Post

Databases Overview

The foundational knowledge stems from the NYU’s “CSCI-UA 479 Data Management and Analysis” course by Joe Versoza.

Databases Overview

I also refered Oracle article to understand database basic.

What is Database?

A database is like a well-organized collection of information stored on a computer. It’s managed by a computer program called a database management system (DBMS). When you hear about a database system, it means the data, the DBMS, and the applications connected to them. Usually, data in today’s common databases is organized like a table with rows and columns, making it easy to work with. You can do things like find, change, or organize the data easily. Most databases use something called structured query language (SQL) for talking to and getting information from the database.

What is a database management system (DBMS)?

A database usually needs a special computer program called a database management system (DBMS). This program acts like a bridge between the database and the people or other programs that use it. It lets users get, change, and organize information in the database. The DBMS also helps in looking after and controlling the database, allowing things like watching how well it’s working, making it work better, and keeping copies of the data safe in case something goes wrong.

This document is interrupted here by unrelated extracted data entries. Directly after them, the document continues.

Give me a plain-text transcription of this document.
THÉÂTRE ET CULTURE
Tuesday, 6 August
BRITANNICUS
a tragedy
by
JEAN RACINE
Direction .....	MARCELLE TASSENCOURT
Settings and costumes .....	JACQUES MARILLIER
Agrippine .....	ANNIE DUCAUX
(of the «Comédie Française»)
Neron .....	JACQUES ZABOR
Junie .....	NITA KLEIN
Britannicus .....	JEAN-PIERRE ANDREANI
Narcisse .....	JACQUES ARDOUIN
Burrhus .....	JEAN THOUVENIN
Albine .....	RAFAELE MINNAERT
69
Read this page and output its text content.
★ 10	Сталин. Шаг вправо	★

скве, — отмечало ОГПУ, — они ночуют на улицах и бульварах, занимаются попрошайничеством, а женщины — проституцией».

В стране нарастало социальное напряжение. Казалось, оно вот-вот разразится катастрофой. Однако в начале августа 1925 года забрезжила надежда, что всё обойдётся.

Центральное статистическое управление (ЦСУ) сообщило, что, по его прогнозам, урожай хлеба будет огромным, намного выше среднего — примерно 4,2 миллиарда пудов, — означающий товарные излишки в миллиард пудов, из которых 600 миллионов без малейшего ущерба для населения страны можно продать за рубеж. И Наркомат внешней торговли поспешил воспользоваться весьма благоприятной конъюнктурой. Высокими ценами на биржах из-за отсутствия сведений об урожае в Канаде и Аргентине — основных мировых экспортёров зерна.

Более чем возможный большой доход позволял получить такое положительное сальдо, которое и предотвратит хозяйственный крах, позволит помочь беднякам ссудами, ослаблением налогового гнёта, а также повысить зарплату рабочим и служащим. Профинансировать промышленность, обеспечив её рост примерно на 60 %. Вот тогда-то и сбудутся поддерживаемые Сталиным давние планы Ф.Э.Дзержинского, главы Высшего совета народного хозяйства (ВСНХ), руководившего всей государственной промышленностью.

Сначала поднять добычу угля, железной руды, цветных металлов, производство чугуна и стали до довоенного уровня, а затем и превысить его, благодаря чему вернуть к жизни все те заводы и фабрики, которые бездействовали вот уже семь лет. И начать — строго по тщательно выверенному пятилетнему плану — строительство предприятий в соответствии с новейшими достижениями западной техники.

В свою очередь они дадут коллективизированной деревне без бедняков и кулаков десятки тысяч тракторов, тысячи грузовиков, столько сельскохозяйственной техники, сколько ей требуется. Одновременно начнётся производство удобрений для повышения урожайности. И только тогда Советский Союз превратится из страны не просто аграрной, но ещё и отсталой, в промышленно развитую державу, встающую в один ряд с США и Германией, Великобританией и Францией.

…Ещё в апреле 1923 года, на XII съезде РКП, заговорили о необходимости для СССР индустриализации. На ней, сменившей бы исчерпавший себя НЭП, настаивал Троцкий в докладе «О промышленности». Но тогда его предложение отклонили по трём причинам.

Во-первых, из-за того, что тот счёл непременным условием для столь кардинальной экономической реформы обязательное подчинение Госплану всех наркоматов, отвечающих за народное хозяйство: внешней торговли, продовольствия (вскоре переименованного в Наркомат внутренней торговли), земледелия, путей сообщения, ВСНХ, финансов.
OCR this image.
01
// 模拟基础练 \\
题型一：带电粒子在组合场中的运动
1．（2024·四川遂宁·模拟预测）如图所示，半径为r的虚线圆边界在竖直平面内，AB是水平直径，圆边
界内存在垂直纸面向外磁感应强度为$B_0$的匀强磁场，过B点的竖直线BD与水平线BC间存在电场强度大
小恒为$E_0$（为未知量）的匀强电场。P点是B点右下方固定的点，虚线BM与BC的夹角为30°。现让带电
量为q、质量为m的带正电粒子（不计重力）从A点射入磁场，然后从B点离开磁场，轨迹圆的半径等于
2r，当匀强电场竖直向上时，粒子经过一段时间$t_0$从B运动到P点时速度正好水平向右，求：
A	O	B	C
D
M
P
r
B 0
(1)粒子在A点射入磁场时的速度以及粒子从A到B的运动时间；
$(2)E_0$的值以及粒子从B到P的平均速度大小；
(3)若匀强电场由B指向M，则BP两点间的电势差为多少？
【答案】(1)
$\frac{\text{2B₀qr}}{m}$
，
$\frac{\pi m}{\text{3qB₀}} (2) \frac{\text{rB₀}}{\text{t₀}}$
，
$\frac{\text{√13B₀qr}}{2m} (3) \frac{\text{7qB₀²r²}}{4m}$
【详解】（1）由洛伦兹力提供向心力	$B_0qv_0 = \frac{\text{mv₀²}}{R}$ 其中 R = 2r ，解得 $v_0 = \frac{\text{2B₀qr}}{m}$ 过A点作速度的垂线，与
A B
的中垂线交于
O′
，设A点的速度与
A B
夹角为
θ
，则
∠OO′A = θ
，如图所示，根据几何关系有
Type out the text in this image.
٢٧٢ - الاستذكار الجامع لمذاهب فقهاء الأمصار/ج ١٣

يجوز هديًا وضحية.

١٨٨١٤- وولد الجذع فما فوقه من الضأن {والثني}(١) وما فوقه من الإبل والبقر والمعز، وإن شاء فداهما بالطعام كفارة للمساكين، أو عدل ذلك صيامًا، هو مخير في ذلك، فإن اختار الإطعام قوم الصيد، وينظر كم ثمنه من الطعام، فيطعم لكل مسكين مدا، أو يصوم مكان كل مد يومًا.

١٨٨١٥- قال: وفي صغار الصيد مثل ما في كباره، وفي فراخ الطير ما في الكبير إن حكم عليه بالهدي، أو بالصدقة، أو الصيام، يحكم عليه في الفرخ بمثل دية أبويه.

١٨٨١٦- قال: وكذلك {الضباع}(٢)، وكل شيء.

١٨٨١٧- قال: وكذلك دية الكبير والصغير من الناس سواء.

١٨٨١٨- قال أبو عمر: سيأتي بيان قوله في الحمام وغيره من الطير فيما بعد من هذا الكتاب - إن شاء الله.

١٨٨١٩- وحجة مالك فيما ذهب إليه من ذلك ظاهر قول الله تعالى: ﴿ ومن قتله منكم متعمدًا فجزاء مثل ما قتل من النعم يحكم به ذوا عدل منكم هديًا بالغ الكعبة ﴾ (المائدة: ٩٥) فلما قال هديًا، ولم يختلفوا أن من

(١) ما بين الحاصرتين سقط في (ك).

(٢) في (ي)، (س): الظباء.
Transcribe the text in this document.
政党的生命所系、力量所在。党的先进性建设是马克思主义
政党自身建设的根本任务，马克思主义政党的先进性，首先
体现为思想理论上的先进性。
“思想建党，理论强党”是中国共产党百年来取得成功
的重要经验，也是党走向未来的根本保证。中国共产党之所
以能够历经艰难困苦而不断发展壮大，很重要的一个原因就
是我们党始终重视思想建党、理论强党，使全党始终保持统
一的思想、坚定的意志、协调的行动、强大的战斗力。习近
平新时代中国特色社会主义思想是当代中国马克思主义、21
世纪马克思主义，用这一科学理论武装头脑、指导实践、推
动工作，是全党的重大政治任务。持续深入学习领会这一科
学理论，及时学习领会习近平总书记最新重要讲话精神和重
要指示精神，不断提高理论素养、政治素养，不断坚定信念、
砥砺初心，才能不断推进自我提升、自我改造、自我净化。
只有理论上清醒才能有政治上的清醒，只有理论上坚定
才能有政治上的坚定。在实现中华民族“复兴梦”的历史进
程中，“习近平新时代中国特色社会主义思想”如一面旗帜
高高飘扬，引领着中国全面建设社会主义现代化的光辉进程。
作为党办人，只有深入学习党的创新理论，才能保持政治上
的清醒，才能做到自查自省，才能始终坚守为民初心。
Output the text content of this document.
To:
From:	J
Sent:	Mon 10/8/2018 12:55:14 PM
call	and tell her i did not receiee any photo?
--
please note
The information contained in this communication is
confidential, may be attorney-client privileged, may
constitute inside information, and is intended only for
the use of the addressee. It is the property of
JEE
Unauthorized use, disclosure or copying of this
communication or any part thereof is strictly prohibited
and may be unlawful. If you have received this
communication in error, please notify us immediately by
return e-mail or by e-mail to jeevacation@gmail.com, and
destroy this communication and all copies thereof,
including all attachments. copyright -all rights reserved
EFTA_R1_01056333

The computer asking for the "**service**” is known as the “client,” and the "service" is given by a server. The server can be:

  1. a single, centralized server,
  2. a group of servers in the same physical location, or
  3. several distributed servers in different physical locations.

The server must be “on” in order for data to be accessed.

Types of databases

Relational databases organize data in a collection of tables (relations). Within a relational database, data is structured into tables with columns and rows. This technology stands out for offering an efficient and flexible means of accessing organized information.

Each table row is assigned a primary key, serving to uniquely identify that specific row. The relationship between rows in one table and those in other tables is established by adding a column containing the primary key of the related table. This specific column is termed a foreign key.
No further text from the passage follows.